Thanks for the great work.

I have a question about how to reproduce TransAttention performance on CUB-200 (Table 5). I got much higher performance by changing

TS-CAM/lib/models/deit.py

Line 62 in aeb823e

cams = cams * feature_map # B * C * 14 * 14

to
cams = cams.repeat((1, 200, 1, 1)):

Cls@1:0.803 Cls@5:0.948
Loc@1:0.690 Loc@5:0.816 Loc_gt:0.859
wrong_details:3998 1139 0 556 96 5

And, I got Loc@1:0.154 Loc@5:0.177 Loc_gt:0.183 for TransCAM, seems there's a mistake in the table. Personally, I feel it's unfair to compare with TransCAM without tuning CAM_THR to its optimal, I can get Loc@1:0.333 Loc@5:0.379 Loc_gt:0.387 by setting CAM_THR to around 0.8, I wonder your thoughts here.

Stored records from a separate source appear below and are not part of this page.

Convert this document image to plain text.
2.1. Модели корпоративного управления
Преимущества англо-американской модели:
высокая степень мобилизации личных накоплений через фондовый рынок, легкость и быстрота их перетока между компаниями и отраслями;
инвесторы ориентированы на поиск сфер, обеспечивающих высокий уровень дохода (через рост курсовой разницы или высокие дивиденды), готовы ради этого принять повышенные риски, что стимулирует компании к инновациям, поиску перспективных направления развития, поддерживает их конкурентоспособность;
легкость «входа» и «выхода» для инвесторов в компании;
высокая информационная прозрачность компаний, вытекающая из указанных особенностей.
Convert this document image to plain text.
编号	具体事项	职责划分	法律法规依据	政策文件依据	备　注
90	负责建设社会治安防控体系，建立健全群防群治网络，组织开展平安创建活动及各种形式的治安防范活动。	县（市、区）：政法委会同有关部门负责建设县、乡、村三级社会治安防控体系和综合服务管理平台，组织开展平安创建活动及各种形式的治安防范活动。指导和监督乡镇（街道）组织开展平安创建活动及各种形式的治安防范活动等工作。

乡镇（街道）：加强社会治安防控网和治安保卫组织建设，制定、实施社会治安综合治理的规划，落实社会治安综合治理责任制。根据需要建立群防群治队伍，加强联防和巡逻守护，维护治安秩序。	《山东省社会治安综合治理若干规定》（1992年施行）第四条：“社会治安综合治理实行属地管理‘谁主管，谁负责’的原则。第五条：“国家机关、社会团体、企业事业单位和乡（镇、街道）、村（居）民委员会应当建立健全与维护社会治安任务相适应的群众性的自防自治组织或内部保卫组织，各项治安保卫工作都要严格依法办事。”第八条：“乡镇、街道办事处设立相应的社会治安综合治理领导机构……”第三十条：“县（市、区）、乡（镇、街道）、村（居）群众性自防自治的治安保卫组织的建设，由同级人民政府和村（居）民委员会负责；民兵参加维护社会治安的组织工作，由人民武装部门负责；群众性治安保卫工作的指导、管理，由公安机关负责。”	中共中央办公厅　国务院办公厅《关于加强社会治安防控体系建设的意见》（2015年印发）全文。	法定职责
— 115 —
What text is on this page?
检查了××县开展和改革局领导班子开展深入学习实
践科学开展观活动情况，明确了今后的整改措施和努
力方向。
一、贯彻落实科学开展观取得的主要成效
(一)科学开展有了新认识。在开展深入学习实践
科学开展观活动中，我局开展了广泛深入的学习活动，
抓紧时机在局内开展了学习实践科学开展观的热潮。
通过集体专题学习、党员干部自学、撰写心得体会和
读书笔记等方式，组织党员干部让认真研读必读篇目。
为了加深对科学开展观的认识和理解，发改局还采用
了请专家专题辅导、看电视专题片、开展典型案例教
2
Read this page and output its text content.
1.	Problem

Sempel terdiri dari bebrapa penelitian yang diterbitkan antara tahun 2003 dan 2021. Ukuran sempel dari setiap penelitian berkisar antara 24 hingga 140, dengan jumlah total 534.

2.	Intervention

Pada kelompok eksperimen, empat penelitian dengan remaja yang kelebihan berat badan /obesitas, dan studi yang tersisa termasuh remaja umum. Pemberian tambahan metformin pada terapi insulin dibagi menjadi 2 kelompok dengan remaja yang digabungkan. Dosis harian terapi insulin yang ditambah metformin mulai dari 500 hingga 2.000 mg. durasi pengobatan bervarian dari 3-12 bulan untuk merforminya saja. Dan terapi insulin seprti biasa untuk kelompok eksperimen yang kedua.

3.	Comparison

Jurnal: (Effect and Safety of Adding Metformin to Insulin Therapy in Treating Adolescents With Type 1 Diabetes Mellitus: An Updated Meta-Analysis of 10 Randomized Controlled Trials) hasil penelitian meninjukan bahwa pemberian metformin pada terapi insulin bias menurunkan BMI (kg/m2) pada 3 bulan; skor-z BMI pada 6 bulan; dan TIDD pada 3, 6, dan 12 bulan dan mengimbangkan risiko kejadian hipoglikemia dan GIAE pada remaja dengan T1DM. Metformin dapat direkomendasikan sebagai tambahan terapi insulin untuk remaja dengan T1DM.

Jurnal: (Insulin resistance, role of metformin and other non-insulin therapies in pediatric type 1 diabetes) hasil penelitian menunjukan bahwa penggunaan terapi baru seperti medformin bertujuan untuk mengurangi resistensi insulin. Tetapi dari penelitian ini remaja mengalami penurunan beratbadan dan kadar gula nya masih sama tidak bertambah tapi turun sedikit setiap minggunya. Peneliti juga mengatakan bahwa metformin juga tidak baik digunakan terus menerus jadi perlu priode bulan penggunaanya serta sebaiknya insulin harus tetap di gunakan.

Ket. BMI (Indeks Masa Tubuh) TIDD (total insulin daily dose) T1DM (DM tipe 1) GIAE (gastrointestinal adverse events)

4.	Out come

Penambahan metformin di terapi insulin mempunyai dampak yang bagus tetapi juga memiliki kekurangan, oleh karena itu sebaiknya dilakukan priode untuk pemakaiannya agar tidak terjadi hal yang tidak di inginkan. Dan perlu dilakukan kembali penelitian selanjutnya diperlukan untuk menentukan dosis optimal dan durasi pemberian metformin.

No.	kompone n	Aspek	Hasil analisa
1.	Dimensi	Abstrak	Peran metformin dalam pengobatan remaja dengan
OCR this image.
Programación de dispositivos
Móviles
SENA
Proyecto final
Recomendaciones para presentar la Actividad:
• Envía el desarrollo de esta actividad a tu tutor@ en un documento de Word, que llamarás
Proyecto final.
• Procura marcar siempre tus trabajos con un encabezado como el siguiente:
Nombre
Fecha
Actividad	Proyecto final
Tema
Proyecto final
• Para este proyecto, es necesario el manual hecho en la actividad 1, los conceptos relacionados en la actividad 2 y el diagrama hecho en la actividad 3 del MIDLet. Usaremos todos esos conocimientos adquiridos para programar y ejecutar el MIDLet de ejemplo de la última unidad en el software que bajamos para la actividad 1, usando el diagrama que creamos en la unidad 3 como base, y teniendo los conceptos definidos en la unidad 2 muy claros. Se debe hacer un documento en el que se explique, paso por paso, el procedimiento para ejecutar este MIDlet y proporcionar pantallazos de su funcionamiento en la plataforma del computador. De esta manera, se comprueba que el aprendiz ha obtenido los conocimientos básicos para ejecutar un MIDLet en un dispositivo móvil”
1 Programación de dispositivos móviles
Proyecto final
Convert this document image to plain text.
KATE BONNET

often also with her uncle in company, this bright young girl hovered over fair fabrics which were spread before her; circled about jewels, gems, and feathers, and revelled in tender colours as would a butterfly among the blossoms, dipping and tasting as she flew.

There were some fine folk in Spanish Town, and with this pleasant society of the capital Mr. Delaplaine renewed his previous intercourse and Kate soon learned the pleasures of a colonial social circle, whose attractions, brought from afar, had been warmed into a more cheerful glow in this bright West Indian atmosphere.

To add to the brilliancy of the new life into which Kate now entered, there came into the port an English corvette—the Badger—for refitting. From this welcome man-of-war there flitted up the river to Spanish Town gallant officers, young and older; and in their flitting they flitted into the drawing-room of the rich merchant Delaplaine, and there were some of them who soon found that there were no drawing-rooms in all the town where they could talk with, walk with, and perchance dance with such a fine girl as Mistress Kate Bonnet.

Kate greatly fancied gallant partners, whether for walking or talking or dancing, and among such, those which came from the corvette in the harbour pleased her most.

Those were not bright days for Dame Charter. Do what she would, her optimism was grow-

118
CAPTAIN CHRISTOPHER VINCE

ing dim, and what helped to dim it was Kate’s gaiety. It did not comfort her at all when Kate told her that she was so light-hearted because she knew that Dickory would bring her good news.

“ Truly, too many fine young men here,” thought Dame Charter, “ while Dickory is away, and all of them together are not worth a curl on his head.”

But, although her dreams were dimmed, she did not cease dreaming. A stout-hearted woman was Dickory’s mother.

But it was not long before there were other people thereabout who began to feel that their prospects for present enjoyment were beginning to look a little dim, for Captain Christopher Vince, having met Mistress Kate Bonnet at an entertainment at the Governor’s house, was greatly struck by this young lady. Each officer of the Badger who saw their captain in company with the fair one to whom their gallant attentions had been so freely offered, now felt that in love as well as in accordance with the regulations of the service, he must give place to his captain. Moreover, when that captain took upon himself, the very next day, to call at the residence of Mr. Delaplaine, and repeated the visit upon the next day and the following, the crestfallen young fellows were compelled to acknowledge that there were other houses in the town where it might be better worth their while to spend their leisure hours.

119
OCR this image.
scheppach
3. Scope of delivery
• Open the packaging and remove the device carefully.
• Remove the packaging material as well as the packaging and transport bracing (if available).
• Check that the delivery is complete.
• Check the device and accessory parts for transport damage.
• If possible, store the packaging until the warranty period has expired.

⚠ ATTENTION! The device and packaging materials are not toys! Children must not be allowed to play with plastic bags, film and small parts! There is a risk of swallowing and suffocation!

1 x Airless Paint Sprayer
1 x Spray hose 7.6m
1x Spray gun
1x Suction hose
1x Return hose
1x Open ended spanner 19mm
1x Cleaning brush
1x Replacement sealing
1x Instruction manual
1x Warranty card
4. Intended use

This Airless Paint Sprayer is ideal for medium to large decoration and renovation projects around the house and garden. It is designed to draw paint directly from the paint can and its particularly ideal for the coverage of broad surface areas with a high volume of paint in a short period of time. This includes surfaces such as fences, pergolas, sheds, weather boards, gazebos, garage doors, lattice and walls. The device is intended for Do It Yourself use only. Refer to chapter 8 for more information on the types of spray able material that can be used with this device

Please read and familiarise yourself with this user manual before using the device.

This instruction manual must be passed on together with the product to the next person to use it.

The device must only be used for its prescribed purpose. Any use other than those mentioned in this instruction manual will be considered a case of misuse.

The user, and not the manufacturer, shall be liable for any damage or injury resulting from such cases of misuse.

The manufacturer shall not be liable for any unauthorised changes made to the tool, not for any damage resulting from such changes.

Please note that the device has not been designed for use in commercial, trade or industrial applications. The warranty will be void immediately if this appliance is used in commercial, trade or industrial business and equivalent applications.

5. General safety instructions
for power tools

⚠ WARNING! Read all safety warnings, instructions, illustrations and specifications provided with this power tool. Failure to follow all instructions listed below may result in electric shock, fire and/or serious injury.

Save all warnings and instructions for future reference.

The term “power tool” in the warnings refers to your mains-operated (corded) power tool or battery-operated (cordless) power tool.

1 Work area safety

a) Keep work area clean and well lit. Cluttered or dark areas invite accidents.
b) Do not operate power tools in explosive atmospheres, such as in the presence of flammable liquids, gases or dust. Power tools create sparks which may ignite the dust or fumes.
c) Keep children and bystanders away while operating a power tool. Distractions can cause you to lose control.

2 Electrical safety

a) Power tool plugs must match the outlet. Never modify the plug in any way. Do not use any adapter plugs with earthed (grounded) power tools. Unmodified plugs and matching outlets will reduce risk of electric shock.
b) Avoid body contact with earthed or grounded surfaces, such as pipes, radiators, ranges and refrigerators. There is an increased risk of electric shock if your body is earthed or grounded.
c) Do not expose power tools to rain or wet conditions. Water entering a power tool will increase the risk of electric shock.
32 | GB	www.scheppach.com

Hi, thanks for your attention and your reviews. The following are my answers.

You got a much higher performance by changing cams = cams * feature_map to cams = cams.repeat((1,200,1,1)). I try to answer your question from two views.

Firstly, the localization accuracies are also still lower than the TS-CAM.
Secondly, there are two version implementations for TransAttention. For the first one, we just fine-tune Deit-S on CUB-200-2011 dataset, predict the image classification logits based on Class Token, then calculate the cross-entropy loss between the logits and ground-truth labels. For the second implementation, we get the image classifications logits based on average pooling all the Patch Tokens but excluding Class Token. Our results in Table 5 in our paper are from the first implementation. And your result is from the second implementation.

As for your second question, you got higher performances for TransCAM, with higher CAM_THR. However, the localization accuracies are still much lower than TS-CAM, and also lags behind the CNN-CAM method. So, this doesn't affect the conclusion. Also, for a fair comparison, we try to settle the CAM_THR the same.